Sunday, June 20, 2010

My Dad looks over my shoulder...

When it comes to writing, my Dad looks over my shoulder. He reminds me with just the slightest glance that if I want to be a writer, I must write. He might suggest to me that I am getting a bit lazy when it comes to my language - that it is worth looking up a word or a phrase just to make sure it is the right one.
Oh he isn't here in Prospect Bay, Nova Scotia. He's in London, Ontario where he lives with my darling step-mother, Stella. I am quite sure that he isn't aware that he is in two places at once but the nonetheless, he is.
I don't let him actually edit my writing. He'd be excellent at it but I don't think I'd survive the intensity. He spent too many years being an editor. He's too good and I might feel bad. Once it is all done and dusted I don't mind him having a boo though.
I was thrilled to bits when he and my step-mother came to Nova Scotia and saw my play Fields of Crimson open in Chester. Of course, he was the inspiration for one of the characters - a bomber pilot named Slim.
But what I'm talking about here is the Dad I've incorporated in my mind as part of my writing practice. Both my parents were big readers when I was growing up. The written word was important. Authors were considered to be superior folk. So writing was a worthy career. And even though I've arrived here in my own very circuitous way - I know my Dad is proud that I call myself a writer.
My Dad has done lots of writing in his life. He wrote articles for the various armed forces papers and magazines that came out. He wrote a book on the history of curling once! Whatever happened to that?? Huh, Dad? When he retired from the armed forces he started writing pieces for a local newspaper in Ontario called 'The View from the Back Pew'. Yep, my Dad was, to my knowledge, the only church reviewer in existence. He not only wrote these pieces on what the service was like and the history of the churches but he painted each church. When he had done this for a number of years he decided they would make a lovely book. And they did - he called it 'A Month of Sundays'.
Can you tell that I'm proud of my Dad? I am. He's the swellest guy and I'm glad he's always looking over my shoulder, telling me to apply my bottom to the seat of the chair, to pitter patter fly atter and generally (that's a joke, he retired a General) hectoring me into writing.
Thanks Daddio!

11 comments:

Talli Roland said...

What a great tribute to your Dad, Jan. He sounds like an amazing man.

Mary said...

Maybe if you try really hard you might be able to love your dad. Just kidding, of course.
Beautiful tribute.

Jane Kennedy Sutton said...

I think a wonderful tribute like this is one of the nicest gifts a father could receive.

Jemi Fraser said...

I certainly hope your dad reads this. It's lovely - I can feel the love, honesty and respect reaching out from your words. Wonderful :)

L. Diane Wolfe said...

He sounds wonderful! And I hope he reads this post as well.

Mason Canyon said...

A very loving and moving tribute to your dad. He sounds like a very inspiring man.

Mason
Thoughts in Progress

Jan Morrison said...

thanks all you goils! He is a dandy dad and he'll read both this post and the one I did on my other blog. He always reads my blog - that's why I try and behave myself!!

Stacy Post said...

I like the new look, Jan! (I've been reading your posts in Google Reader.) I love that you call your dad, Daddio. That's a term of endearment in our home too. Fathers have a profound influence on daughters, no doubt about it!

Watery Tart said...

Nice to have internalized something helpful from your parent, rather than just the 'what the hell are you wearing' messages.
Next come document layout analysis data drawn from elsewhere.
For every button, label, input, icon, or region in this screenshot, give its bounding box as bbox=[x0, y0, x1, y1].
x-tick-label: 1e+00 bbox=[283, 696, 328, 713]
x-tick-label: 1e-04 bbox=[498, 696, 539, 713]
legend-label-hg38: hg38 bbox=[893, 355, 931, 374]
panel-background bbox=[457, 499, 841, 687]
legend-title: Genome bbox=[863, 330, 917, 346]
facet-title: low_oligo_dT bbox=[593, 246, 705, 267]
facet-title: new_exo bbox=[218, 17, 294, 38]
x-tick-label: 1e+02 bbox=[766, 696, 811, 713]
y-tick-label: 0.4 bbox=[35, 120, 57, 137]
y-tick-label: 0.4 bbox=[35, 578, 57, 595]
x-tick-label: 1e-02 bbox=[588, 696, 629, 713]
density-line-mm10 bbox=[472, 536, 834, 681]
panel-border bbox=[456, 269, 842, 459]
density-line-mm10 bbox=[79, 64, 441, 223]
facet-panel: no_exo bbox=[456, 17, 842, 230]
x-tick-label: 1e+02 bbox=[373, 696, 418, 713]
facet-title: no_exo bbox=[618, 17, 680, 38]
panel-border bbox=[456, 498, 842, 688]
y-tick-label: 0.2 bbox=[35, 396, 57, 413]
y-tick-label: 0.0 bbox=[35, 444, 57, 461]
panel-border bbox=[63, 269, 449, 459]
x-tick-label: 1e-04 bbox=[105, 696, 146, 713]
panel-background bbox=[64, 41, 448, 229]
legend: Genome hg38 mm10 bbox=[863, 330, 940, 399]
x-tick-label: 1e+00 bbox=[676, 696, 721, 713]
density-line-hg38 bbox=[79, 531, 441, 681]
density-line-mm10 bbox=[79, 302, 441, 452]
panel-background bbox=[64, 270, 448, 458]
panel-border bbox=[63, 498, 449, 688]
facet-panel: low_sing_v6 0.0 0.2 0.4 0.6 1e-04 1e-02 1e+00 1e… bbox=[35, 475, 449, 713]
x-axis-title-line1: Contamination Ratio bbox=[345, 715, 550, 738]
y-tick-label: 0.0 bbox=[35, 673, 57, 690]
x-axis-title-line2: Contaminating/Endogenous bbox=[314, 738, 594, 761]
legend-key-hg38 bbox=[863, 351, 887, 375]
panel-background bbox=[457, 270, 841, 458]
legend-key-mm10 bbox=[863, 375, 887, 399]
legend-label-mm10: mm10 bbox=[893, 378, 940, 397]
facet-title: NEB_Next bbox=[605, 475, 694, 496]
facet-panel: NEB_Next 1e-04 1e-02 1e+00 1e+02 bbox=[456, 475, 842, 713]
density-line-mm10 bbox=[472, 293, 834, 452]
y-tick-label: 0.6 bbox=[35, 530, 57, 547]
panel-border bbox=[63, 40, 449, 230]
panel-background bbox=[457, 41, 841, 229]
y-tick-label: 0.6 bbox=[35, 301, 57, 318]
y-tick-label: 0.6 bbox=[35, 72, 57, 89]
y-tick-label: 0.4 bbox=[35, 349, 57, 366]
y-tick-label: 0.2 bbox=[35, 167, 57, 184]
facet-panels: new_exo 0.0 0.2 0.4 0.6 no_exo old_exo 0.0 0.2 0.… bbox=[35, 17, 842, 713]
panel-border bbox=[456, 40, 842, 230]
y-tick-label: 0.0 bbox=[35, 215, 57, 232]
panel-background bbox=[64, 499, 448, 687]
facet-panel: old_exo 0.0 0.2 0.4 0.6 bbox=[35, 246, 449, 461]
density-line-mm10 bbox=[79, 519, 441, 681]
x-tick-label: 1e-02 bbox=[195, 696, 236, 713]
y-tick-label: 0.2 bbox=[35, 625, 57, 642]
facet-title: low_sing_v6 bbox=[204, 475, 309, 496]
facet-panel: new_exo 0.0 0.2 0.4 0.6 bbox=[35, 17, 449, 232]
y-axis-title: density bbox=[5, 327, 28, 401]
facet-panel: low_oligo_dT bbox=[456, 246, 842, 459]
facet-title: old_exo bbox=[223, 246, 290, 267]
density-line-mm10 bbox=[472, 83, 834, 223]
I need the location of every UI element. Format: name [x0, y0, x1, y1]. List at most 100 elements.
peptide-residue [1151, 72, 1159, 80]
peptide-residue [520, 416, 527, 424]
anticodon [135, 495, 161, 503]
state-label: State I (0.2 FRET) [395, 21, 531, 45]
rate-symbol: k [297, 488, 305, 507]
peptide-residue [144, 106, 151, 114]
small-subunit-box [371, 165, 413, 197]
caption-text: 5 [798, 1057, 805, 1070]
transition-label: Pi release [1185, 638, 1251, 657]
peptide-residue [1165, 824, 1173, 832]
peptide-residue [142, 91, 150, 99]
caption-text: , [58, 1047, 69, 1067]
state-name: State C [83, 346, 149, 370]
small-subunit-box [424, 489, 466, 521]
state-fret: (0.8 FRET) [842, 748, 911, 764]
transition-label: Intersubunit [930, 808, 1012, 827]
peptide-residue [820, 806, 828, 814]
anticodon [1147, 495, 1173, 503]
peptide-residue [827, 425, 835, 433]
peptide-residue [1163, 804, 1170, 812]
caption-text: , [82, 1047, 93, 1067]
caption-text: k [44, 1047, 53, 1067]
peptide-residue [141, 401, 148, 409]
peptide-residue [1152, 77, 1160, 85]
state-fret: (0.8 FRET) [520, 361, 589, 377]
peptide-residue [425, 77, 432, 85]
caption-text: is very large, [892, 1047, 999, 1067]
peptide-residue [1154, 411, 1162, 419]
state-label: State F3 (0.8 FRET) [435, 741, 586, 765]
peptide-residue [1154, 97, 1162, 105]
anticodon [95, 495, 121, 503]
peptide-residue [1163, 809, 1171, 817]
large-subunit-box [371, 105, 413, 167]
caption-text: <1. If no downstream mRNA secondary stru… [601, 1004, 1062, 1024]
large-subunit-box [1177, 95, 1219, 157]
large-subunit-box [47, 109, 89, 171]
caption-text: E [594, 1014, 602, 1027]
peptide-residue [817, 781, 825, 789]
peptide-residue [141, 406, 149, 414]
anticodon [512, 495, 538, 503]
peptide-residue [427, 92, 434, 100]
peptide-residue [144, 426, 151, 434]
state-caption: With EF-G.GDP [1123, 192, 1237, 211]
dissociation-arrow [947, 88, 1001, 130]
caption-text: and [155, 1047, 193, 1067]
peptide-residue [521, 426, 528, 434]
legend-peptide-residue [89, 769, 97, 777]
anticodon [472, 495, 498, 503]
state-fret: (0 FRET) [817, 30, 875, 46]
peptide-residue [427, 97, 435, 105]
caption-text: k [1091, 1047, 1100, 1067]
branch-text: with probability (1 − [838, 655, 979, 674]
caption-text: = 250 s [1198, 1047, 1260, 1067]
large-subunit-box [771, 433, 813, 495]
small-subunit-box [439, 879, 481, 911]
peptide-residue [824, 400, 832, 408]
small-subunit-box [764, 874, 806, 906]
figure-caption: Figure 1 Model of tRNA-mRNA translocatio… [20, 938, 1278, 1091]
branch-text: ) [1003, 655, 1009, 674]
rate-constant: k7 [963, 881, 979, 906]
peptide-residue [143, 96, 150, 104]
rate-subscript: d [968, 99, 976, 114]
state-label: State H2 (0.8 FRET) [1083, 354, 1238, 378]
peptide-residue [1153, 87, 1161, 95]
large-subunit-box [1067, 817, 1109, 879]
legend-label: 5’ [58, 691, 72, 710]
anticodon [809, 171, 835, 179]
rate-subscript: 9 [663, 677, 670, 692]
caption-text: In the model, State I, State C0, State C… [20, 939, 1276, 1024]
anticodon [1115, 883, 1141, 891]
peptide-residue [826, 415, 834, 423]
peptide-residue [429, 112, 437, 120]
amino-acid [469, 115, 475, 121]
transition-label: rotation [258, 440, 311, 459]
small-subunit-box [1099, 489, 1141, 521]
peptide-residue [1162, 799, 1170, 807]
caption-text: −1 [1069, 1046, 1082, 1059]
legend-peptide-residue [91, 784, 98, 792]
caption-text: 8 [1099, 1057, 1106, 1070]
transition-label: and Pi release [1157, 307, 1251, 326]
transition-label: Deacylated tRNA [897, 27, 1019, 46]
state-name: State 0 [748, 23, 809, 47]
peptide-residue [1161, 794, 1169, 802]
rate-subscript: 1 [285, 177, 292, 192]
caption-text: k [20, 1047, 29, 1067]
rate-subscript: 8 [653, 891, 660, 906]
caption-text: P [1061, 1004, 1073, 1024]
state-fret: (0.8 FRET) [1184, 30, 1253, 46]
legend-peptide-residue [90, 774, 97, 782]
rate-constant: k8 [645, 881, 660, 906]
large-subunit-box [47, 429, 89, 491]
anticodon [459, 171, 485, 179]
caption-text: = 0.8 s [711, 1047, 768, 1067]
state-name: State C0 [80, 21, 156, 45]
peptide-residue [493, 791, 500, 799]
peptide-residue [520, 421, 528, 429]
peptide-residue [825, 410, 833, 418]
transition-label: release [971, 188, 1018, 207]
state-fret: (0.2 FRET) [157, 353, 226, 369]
And I've figured out how we're going to meet in person. London is only about 2.5 hours from here. Next time you visit your dad, you let me know.

Jan Morrison said...

Thanks Stacy - I know I've been fiddling around a bit - kind of like moving furniture when I should be uh...writing...but I think I'll stick with this one for awhile.

Tartlette- that would be wonderful. We're going as far as T.O. this summer but alas alack rather filled up family time of weddings etc...
I so want to meet up with you! 2 1/2 hours? I could go half way and you could and oh what a yack we'd have!

Elizabeth Spann Craig/Riley Adams said...

Great post! He sounds like a fantastic dad and writer...I love the idea of the "View from the Back Pew!"